Toutes les associations luttant contre l’homophobie sont d’accord sur un point : pour que l’homosexualité dans le sport soit plus acceptée et que l’homophobie recule, il faut que les grands sportifs, qu’ils soient footballeurs, rugbymen ou basketteurs, s’engagent contre ce fléau en assumant leur orientation sexuelle et/ou en respectant les homosexuels. En prenant la parole, des sportifs comme Antoine Griezmann, Gareth Thomas ou encore Amélie Mauresmo contribuent donc à faire évoluer les mentalités dans le bon sens.

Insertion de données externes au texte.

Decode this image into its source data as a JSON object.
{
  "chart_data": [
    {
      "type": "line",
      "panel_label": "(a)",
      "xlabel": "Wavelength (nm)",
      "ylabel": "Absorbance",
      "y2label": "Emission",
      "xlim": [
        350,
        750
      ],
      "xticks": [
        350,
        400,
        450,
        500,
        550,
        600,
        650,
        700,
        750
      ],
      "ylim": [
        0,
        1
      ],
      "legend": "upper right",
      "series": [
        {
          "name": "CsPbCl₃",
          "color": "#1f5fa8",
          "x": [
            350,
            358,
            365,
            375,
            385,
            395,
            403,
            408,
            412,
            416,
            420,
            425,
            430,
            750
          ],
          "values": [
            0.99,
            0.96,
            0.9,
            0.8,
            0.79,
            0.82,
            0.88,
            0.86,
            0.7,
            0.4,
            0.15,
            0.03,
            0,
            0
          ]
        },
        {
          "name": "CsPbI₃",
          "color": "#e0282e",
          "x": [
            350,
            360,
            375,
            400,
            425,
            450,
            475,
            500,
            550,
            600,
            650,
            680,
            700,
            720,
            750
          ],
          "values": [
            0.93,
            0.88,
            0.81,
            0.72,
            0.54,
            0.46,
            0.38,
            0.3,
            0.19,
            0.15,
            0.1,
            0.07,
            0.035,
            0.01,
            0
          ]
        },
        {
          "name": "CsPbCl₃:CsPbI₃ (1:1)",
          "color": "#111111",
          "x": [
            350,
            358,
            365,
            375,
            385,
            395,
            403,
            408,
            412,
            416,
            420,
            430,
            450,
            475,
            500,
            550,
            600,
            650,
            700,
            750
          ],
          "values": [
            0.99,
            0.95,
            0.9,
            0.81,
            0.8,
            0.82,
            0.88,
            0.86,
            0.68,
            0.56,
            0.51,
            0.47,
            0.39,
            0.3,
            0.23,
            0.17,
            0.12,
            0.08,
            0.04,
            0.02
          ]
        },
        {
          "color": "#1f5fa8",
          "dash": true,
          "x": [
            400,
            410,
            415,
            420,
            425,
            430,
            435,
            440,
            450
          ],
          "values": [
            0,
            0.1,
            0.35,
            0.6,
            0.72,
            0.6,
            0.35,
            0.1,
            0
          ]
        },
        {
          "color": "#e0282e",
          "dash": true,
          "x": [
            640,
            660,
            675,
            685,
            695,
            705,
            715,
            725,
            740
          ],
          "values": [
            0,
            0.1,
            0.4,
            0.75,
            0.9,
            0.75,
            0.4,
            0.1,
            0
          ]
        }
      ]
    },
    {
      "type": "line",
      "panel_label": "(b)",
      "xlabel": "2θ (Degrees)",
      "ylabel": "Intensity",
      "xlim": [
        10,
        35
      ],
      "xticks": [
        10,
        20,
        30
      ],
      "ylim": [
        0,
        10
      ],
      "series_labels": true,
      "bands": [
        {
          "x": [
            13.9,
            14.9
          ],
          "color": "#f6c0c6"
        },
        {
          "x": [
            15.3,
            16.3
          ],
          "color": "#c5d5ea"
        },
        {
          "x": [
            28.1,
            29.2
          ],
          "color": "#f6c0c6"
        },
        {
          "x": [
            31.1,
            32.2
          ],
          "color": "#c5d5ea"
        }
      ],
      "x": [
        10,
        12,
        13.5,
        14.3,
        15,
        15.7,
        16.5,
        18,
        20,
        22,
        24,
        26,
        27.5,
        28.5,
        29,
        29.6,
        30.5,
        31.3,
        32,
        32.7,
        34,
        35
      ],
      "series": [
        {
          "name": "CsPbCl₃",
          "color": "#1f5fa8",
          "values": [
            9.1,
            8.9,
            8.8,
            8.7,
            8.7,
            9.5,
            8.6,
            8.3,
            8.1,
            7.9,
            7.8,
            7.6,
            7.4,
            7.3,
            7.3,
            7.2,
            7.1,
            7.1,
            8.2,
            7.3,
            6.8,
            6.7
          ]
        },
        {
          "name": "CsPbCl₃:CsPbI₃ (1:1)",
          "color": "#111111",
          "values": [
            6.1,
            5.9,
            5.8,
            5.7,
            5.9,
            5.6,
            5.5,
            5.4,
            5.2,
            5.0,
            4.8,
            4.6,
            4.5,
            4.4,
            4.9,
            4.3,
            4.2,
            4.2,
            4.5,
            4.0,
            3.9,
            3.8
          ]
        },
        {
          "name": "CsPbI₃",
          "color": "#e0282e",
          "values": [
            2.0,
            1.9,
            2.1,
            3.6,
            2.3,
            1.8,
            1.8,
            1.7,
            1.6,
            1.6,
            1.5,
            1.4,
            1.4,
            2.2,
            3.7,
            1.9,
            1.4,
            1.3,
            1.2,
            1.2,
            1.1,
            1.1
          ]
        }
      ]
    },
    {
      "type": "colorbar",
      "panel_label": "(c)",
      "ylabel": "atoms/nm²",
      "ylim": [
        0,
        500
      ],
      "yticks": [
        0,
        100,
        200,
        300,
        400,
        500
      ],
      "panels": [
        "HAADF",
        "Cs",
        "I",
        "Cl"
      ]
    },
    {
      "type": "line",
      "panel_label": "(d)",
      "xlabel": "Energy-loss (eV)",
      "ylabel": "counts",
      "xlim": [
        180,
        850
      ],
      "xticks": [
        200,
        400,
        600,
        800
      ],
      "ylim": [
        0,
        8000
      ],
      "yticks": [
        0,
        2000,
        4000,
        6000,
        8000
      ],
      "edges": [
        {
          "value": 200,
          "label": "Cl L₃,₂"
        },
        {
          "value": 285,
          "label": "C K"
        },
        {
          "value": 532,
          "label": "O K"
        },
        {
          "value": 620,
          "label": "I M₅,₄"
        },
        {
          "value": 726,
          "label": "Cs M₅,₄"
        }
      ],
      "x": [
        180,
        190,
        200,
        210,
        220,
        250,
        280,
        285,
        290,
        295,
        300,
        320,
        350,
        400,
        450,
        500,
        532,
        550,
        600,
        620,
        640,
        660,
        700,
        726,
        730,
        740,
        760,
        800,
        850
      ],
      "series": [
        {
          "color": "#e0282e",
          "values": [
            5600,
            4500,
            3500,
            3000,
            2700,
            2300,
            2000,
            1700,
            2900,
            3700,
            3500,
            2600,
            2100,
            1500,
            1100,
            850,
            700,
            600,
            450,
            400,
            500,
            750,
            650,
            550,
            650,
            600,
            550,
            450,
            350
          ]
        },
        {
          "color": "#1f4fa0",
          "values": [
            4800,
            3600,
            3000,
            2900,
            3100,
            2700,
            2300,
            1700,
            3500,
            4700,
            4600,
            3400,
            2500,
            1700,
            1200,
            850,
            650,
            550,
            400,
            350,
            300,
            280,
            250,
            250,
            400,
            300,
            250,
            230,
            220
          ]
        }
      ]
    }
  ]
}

En la matière, une tribune baptisée « L’homophobie n’a pas sa place dans le sport » et signée par de nombreux grands sportifs comme Frédérick Bousquet, Arnaud Decaudin, Laura Flessel, Fabien Gilot, Romain Mesnil ou encore Florent et Laure Manaudou a aussi participé à mettre en lumière le problème d’homophobie dans le sport, en revendiquant « un sport tolérant et respectueux, un sport où chacun et chacune a la possibilité de s’épanouir ». On le voit donc, le sport ne manque pas de porte-paroles.
Enfin, des événements comme les Gay Games, à savoir les Jeux internationaux homosexuels dont la dixième édition s’est déroulée à Paris en août 2018, participent également à faire du sport un univers qui est ouvert aussi bien aux homosexuels qu’aux hétérosexuels. Lors de cette compétition qui mise sur un esprit convivial et festif avant tout, pas moins de 15 000 sportifs s’affrontent dans une quarantaine de disciplines. C’est un fait, l’homosexualité fait partie de l’univers sportif, et c’est tant mieux. Reste désormais à trouver le moyen de se débarrasser efficacement de l’homophobie pour que l’harmonie et le respect règnent plus que jamais dans ce milieu qui fait rêver tant de passionnés.